Back in our past, it was all about the personal, and the canvas was a large one. One playing endless rubbers of bridge, neglecting the other; one needing to sleep with the soothing background music of Arnab’s haranguing, the other with Carlos Santana; one trying to wean the other off red meat; why one led the other to believe the kitchen would look better painted a light mauve.

 

Then we turned it up, and matters turned philosophical. Do we secure a safety net for the kid, or do we let her fly on her own? Do we buy ourselves a home for the future or get ourselves a car for next week’s road trip? Do we carpe diem relentlessly or live prudently, with an eye for the rainy morrow? Was boycotting Salman Khan’s films an act of high principle or cinematic deprivation?

 

When it came to economic matters, we were pretty much on the same page, so there was no scope for argument. On the political playing field, though, we argued our heads off.
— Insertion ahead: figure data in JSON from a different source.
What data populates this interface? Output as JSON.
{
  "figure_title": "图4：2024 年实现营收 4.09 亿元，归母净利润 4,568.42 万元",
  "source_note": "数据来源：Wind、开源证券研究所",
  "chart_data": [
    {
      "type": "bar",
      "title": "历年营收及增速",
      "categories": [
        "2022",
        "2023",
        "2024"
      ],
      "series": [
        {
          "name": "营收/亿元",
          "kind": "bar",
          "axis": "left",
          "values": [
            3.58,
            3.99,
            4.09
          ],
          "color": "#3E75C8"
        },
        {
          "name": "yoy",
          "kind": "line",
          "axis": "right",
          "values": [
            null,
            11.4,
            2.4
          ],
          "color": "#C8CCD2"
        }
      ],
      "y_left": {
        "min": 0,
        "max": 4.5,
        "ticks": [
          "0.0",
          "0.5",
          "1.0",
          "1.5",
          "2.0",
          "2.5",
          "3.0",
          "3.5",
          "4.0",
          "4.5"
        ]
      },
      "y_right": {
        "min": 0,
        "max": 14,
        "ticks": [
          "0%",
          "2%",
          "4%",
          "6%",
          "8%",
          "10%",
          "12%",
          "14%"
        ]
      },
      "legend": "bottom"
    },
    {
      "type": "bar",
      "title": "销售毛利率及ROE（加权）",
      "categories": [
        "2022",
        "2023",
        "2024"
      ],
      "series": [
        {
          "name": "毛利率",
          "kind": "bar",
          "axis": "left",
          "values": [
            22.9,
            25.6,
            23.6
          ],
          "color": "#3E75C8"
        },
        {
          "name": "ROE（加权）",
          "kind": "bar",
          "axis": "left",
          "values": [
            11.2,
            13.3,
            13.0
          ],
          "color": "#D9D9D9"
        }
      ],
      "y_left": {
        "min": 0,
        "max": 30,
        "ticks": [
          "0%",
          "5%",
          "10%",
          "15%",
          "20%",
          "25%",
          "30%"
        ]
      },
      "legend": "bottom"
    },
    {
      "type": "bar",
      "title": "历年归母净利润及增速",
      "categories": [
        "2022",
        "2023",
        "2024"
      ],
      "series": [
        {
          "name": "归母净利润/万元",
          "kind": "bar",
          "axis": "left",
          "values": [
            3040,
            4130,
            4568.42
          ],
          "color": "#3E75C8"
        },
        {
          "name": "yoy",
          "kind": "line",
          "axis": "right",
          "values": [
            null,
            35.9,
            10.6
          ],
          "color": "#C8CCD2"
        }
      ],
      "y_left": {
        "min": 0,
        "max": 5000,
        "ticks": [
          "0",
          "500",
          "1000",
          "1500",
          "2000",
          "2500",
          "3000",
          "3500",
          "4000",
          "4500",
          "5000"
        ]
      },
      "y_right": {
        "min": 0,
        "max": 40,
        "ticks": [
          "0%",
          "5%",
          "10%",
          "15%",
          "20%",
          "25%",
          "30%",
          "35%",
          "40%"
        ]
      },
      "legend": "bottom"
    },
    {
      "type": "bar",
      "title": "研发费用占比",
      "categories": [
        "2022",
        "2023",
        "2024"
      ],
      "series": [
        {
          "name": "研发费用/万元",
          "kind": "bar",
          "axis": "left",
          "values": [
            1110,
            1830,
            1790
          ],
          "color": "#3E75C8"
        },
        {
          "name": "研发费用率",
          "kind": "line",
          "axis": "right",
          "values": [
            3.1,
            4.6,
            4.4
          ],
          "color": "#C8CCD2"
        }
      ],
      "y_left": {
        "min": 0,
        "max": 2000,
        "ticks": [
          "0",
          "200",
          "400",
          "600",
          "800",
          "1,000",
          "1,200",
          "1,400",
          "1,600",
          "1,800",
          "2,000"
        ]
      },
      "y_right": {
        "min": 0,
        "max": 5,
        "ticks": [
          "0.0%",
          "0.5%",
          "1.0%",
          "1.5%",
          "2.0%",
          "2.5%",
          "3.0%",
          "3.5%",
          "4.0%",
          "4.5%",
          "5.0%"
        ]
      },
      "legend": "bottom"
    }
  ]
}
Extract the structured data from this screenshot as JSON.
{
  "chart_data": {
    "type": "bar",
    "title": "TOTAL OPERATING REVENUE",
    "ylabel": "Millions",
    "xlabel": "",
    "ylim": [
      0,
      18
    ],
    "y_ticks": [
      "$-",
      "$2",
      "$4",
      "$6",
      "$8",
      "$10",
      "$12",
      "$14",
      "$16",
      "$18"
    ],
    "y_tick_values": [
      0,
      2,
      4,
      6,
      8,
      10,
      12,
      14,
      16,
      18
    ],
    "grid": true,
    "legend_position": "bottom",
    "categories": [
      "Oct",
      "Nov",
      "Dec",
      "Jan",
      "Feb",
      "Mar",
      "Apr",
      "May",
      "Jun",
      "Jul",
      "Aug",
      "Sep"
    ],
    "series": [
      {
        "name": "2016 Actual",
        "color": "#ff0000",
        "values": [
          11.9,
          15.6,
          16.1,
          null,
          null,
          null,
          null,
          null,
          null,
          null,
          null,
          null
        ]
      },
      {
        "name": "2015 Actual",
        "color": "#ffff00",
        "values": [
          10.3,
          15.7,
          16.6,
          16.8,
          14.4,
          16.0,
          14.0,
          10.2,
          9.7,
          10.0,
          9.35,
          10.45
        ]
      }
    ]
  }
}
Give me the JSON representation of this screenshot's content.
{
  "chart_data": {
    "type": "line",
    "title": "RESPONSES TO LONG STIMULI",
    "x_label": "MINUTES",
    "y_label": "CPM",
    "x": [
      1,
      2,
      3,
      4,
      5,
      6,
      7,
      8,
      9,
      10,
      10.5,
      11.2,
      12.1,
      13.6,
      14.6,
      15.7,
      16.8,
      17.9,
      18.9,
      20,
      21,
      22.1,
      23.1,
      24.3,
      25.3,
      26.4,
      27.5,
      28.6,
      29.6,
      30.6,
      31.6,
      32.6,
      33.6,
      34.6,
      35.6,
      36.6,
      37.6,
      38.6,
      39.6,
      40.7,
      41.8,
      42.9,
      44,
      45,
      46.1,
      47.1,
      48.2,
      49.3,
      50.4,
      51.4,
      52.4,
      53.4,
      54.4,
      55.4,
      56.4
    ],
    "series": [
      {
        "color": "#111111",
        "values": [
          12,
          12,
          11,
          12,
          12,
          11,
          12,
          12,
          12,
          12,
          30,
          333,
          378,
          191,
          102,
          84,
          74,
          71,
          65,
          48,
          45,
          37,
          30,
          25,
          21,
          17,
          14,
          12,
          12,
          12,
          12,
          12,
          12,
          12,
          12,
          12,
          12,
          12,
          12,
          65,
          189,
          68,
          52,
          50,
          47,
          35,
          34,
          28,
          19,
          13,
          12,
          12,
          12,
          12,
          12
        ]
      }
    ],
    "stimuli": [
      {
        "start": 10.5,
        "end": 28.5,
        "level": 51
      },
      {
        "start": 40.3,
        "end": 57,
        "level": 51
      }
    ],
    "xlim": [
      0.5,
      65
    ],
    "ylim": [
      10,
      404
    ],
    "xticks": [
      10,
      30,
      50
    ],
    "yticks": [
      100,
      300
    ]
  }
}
AFSPA, the comparative foe-potential (I just made that phrase up) of Pakistan vs China, the role of the Lok Ayukta — all of it was grist to our argumentative mill. By this time, we were quite enjoying these arguments, though we were pretending not to. Occasionally, we’d let the odd jeer or juvenile crowing slip through, though that was actually against the rules. If arguing was an adult’s pastime, then we had to argue like adults — and we did. Mostly.

 

But it all went down to the wire only up to a certain point. The moment the arguments looked set to cross the Rubicon, one or the other of us stepped in. We were on a road trip and the anti-bhakt was mouthing off. Midspate, the other made an offer: if you promise to not badmouth this lot for a period of six months, I promise to underwrite the expenses of your next trip abroad. There was a period of fraught silence in the vehicle, as Principle fought with Temptation. The latter won. But did relative peace prevail in the homestead and beside the aforementioned hearth? Are you kidding? We had a host of other topics to argue over. Like whether risotto is only cheese pulao in Italian couture. Why Kapil Sharma? Whether Brexit was going to resurrect ye olde British humour. Why one of us insisted on leaving the toilet seat up. And other such not-so- mundane matters. In conclusion, what can I say? Our arguments are the very breath of our lives together.